‘Discrimination from the start’: Top GP’s despair at treatment of IMGs

Australia is lucky to have them, not the other way around, says Associate Professor Ayman Shenouda.
Associate Professor Ayman Shenouda.

Australia is lucky that doctors from overseas want to work here, yet IMGs are treated like they are the ones who must show gratitude, says former RACGP vice-president Associate Professor Ayman Shenouda.  

The RACGP GP of the Year in 2009, a practice owner of two clinics who was acting RACGP president for four months, Professor Shenouda has written his own success story as an IMG after gaining his medical degree in Egypt.

But he despairs about how little has changed for IMGs in the past 20 years.

He says Australia continues to take the benefits of other countries investing in medical training while its own Treasury fails to support IMGs once they arrive.  

“I want IMG training to be comparable to the Australian GP training program,” he says. 

“Design a program and pay money for a program to get IMGs up to scratch where they are comfortable with their training, the supervisors are comfortable with the training them and practices are well paid. 

“Why can’t Australia be brave enough to look after IMGs the way we look after our own registrars?” 

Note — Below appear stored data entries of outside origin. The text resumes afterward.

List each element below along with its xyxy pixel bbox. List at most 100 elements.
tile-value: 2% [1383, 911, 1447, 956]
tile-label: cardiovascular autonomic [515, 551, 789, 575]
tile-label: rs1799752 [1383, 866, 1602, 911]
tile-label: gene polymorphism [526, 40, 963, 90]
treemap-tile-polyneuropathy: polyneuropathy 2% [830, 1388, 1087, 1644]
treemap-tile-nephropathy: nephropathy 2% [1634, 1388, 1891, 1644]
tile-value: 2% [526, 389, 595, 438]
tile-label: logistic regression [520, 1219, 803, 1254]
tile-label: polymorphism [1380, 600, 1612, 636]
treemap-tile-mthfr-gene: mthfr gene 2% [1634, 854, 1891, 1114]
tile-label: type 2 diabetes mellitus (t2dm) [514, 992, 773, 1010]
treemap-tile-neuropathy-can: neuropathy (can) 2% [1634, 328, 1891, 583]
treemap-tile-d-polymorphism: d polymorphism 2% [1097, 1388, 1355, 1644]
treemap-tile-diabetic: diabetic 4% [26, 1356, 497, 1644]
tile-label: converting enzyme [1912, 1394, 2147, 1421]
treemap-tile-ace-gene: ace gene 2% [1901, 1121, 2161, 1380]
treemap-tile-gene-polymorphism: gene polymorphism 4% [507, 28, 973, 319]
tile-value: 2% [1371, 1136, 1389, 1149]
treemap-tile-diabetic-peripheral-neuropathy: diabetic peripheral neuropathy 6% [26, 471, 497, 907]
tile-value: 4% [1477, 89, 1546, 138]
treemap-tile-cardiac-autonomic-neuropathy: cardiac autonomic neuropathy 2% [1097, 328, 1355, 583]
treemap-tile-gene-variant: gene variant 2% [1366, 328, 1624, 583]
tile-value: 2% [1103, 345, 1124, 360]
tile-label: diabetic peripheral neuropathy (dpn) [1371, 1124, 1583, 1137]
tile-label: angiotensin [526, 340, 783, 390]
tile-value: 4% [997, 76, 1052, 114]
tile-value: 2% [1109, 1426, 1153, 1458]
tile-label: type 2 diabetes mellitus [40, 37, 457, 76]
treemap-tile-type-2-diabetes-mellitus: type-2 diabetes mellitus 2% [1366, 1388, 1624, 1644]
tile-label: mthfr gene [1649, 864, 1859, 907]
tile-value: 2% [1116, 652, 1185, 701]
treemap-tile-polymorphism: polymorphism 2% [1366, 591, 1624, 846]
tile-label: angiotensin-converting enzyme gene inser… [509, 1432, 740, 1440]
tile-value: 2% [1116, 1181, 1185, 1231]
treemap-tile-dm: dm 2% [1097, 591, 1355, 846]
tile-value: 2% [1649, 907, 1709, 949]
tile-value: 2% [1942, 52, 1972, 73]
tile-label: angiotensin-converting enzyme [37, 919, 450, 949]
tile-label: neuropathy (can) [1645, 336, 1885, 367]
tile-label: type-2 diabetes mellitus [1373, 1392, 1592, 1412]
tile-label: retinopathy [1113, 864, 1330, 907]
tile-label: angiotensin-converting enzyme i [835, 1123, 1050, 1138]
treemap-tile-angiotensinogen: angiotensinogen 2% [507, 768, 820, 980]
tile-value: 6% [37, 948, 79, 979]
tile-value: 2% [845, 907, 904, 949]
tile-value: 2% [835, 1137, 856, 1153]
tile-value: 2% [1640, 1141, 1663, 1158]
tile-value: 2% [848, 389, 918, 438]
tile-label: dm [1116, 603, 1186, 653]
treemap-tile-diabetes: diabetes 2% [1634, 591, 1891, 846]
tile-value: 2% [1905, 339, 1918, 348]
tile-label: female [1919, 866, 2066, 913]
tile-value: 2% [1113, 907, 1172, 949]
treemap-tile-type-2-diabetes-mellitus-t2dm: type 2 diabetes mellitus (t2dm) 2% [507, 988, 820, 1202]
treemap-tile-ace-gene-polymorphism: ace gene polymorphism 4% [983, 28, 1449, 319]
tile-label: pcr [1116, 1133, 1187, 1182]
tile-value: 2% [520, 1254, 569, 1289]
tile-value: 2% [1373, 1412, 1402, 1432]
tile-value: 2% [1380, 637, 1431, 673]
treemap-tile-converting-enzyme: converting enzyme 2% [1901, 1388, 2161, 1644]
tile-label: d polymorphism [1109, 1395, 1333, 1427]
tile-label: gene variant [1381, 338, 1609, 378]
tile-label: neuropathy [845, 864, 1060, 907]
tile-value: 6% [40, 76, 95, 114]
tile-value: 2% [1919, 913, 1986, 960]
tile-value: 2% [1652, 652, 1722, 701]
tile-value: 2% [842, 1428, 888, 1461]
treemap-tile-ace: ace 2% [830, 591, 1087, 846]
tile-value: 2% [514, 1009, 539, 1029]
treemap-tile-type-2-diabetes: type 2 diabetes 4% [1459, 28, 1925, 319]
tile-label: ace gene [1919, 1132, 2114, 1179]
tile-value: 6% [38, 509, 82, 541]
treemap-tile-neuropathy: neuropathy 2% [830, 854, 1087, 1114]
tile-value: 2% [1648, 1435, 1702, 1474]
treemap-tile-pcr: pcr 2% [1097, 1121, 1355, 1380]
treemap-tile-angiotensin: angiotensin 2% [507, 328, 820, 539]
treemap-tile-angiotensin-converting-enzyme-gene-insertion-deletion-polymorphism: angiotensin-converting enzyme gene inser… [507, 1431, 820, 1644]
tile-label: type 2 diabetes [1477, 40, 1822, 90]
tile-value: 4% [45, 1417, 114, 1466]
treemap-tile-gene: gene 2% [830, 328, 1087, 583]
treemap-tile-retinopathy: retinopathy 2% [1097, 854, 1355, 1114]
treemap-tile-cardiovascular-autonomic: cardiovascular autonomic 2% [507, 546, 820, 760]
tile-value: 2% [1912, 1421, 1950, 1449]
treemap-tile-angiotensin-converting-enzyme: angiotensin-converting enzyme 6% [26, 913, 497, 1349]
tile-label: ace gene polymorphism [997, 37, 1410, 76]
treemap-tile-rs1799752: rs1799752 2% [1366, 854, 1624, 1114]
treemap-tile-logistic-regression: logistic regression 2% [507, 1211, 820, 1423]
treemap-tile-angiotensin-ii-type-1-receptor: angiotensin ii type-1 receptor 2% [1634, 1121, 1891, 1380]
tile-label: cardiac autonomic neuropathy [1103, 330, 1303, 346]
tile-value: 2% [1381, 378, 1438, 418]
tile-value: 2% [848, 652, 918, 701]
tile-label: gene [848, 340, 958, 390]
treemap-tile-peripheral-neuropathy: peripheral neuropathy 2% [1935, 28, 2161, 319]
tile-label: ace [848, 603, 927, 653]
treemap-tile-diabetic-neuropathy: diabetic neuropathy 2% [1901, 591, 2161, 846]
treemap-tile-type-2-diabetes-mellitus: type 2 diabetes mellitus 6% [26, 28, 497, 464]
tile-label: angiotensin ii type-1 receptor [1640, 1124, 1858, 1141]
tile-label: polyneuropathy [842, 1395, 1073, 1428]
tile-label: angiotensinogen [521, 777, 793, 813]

The RACGP launched the Practice Experience Program back in 2019 to provide mentorship and workplace assessments for IMGs striving towards fellowship, with the Federal Government covering 80% of the funding. 

But in 2022, the government funding was cut.

Professor Shenouda says IMGs may wait 12-18 months for AHPRA and Department of Home Affairs approvals to let them practise, then have to pay $30,000-$40,000 out of their own pockets for training.

“Australia discriminates against IMGs from the start.” 

He says Australia “needs to treat IMGs as if we are lucky to have them”.

“Instead, we treat them as if they need to come here because it is a better opportunity for them, and it is their lucky day when they land in Australia.” 

He also wants more support for practices that supervise IMGs — including his own — saying the only incentive now is a “moral incentive”. 

The IMGs he has recruited have all required level-one supervision, meaning they must consult their supervisor on the management of all patients before the patient leaves the practice, yet supervisors are not remunerated for this work.

On top of this, practice owners work under the assumption that IMGs will leave once they are permitted to practise independently.

“We spend a lot of time and effort to get them up to scratch, and then they leave and go back to the cities,” says Professor Shenouda, who works in Wagga Wagga. 

“The system is not fair to anyone.  

“We need a fresh look on the premise that Australia needs IMGs, and we depend on them to treat our patients.” 

That includes a review of supervision levels for IMGs, he says.  

“In this country, we downgrade IMGs to the level of a medical student, but we want them to deliver in very remote, very difficult situations. That is unfair. 

“I agree they have different levels of education, but all they need is a top-up, not starting from scratch as we do now.” 

“If Australia does not need IMGs, do not get them,” he adds. 

“But now, our health system still depends on them. We need to support them and trust in their capacity.”